You can hear what persists of indigenous musical forms on the disc called “Sounds and Songs of Everyday Life”: whoop-and-holler work songs to the accompaniment of axes and machetes, a gentle, throaty improvised female duet to greet the afternoon cicadas (which serve as a tambourinelike backup), a jew’s-harp made of bamboo played with a rock-steady, almost techno-sounding beat. (Some producer ought to sample this; Moby, if you’re out there somewhere: check disc 2, track 9.)
For most modern Western listeners, of course, a little of this goes a long way, and they may want to start (and finish) with “Guitar Bands of the 1990s.” The missionaries had brought their hymns and taught the Bosavi Western song forms and vocal harmonies; guitars and ukuleles arrived in about 1975, when Papua New Guinea became independent and Bosavi laborers started bringing them home after working temporary jobs in the north or on the coast. They also brought portable cassette players and tapes of such Papuan string bands as the Paramana Strangers; “the few available cassettes,” Feld writes, “were played until they disintegrated.”

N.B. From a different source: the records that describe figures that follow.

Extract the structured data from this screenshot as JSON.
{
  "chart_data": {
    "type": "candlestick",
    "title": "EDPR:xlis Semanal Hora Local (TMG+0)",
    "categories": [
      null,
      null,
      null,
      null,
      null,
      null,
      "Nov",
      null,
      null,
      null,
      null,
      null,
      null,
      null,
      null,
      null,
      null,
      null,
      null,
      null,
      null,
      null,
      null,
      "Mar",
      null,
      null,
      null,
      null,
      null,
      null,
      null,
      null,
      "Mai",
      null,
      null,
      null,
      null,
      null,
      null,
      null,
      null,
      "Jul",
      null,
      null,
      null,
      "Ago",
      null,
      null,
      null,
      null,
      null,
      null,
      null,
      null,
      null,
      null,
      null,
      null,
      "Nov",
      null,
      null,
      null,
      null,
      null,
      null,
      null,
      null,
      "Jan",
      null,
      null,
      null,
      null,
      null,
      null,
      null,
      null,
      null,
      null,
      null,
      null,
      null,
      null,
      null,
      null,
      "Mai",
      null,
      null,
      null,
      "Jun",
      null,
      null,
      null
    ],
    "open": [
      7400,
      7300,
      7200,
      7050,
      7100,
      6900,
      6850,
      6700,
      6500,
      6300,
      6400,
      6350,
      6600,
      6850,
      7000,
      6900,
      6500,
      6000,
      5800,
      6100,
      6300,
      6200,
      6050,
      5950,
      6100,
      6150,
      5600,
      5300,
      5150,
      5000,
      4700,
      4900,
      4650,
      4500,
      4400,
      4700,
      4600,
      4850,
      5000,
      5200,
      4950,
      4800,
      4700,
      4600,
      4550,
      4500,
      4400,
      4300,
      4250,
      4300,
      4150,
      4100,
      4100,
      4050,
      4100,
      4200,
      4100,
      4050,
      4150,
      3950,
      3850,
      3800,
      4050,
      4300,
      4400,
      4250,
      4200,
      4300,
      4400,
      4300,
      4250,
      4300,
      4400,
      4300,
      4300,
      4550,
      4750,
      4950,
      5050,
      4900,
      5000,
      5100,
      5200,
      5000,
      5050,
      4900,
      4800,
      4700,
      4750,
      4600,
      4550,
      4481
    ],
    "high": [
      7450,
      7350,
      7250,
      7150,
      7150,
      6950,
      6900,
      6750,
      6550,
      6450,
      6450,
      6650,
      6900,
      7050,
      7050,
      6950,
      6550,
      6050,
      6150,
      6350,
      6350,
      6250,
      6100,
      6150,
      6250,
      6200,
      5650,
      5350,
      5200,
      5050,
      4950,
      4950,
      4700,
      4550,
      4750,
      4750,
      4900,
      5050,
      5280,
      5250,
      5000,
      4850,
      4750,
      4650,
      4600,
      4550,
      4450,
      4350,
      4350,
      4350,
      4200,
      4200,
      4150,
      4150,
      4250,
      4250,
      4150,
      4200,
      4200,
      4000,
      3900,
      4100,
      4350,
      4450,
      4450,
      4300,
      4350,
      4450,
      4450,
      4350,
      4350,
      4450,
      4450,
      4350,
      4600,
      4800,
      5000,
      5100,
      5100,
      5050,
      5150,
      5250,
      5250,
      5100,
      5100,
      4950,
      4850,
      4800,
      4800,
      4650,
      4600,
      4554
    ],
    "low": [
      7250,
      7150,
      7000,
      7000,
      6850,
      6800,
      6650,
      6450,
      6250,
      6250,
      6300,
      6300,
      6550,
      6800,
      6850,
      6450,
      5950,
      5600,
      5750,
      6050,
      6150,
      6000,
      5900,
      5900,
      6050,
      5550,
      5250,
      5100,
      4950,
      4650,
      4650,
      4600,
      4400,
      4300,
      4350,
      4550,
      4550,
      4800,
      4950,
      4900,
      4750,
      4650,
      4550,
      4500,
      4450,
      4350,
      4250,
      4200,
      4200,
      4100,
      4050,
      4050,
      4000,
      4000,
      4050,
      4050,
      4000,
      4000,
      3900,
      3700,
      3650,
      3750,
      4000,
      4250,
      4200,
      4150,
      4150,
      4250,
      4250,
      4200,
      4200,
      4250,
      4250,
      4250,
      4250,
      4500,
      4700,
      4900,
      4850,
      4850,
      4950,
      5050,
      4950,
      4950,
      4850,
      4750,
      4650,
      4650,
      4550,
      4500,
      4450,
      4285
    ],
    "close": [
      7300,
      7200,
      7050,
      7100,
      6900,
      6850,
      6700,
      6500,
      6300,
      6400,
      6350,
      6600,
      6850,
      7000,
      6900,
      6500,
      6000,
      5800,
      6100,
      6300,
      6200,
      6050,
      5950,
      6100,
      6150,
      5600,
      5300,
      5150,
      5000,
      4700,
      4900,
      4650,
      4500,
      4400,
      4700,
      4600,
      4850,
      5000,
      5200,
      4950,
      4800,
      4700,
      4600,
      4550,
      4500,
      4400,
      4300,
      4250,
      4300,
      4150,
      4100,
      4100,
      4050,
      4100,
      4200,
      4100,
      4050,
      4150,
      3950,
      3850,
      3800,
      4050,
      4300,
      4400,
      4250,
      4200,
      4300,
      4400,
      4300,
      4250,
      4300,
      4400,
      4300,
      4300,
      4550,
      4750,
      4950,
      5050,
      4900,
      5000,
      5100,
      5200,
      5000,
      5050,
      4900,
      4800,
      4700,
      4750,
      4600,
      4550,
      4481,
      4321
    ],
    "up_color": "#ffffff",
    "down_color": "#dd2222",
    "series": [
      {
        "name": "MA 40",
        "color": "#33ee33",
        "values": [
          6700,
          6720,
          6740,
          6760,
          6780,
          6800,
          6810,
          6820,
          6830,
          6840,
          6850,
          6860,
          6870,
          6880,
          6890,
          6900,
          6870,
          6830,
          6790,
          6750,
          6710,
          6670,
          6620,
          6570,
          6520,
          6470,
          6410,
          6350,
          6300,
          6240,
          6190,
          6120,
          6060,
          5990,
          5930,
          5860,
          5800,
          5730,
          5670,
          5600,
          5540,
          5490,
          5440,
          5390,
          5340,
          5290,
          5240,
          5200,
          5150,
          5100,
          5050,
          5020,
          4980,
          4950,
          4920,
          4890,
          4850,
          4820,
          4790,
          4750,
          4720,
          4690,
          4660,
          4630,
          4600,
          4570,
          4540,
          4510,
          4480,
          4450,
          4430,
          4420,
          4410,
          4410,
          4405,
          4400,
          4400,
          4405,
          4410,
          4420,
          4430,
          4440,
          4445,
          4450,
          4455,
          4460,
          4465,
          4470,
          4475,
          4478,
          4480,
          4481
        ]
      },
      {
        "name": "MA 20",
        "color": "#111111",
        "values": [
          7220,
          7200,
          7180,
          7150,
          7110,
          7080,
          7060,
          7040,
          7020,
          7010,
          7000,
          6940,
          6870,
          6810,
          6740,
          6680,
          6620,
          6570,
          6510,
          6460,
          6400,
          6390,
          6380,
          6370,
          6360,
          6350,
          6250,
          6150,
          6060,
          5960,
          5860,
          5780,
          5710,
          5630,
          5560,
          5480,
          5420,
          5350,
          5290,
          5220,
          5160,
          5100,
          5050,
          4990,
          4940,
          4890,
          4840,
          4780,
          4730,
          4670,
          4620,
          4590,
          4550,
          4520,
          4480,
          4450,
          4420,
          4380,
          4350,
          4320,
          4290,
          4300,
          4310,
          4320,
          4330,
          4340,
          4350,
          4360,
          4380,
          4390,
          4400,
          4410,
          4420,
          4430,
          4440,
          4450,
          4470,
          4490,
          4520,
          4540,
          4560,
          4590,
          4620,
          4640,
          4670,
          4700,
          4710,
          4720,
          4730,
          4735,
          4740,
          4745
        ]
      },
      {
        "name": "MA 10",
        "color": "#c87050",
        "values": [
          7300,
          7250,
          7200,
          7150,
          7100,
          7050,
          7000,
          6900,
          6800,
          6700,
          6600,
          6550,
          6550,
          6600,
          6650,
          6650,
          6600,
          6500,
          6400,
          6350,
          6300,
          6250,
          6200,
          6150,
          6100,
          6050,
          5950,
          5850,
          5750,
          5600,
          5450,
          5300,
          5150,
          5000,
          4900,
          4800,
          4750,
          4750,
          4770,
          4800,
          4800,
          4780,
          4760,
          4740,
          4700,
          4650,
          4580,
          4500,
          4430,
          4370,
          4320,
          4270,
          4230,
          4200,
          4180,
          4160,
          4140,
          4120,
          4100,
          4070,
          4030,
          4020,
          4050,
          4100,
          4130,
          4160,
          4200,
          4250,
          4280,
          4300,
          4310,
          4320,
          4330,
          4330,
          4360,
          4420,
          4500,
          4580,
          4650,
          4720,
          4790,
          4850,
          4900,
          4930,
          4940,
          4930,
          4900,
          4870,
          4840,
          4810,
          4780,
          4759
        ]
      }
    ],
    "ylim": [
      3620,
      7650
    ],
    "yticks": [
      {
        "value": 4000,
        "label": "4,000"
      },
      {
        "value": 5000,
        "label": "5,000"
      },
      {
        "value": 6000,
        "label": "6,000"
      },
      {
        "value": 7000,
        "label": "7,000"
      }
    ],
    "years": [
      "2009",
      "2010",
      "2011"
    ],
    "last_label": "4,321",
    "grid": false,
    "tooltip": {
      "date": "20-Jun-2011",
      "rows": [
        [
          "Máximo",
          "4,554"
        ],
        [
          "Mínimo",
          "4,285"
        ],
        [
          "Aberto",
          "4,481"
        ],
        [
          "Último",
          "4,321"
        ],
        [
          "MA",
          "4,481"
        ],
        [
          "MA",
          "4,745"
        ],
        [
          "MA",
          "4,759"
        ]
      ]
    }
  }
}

The music that resulted, with its spare, churchy harmonies, bluesy single-string guitar leads and chunky rhythms, sounds a little like something off the Harry Smith “Anthology of American Folk Music”; in fact, the common Bosavi practice of having a female voice sing the melody while a man sings harmony below her is the same technique that gives the old Dolly Parton-Porter Wagoner recordings their distinctive mountain tang.
Both literally and figuratively, this is mountain music. Not just the same sound, but the same subjects: lost love (“it’s OK, it’s all right; go find yourself another man”); dead mothers (“I can only cry/my mother, where have you gone?”); homesickness (“Mount Bosavi is my place/why did I leave my home and go away”), and that old-time religion (“brother, sister, convert/here and now, not tomorrow”). True, a couple of the songs aren’t the kind of thing you’d hear in eastern Kentucky: “long ago, in the past/Bosavi had no dictionary/however/having just made it Steve and Bambi have brought it here/for that reason/all of us are happy with Steve and Bambi.” Steve is Feld; Bambi is anthropologist Bambi B. Schieffelin, who’s been studying such topics as language acquisition, parent-child interaction and the development of Bosavi literature since the 1970s.
Both from an anthropological and a musical point of view, this stuff is compelling and absorbing, but is it ultimately a good thing? Sure, the musicians in these bands seem to be having a great time, and so will any listener who gives them a willing ear. But in another 20 years, will this sort of professionalism, and the inevitable exposure to more and more music from the outer world-wait until these people hear Bob Marley, or Eminem-have killed the impulse that makes the Bosavi sing along with the cicadas?
Well, yeah, probably. Should somebody stop it before it’s too late? Put up a fence? Confiscate the radios and tape players? Fortunately or unfortunately, this process-whether we consider it cultural enrichment or cultural contamination-is unstoppable. (Turn on any Hot Country radio station and you can hear what happened to America’s mountain music.) The only sane response is to crank up our Negative Capability generators, greet the ambiguities with ambivalence, enjoy the good music that’s come out of them-and be grateful that someone’s recorded it before it, too, disappears.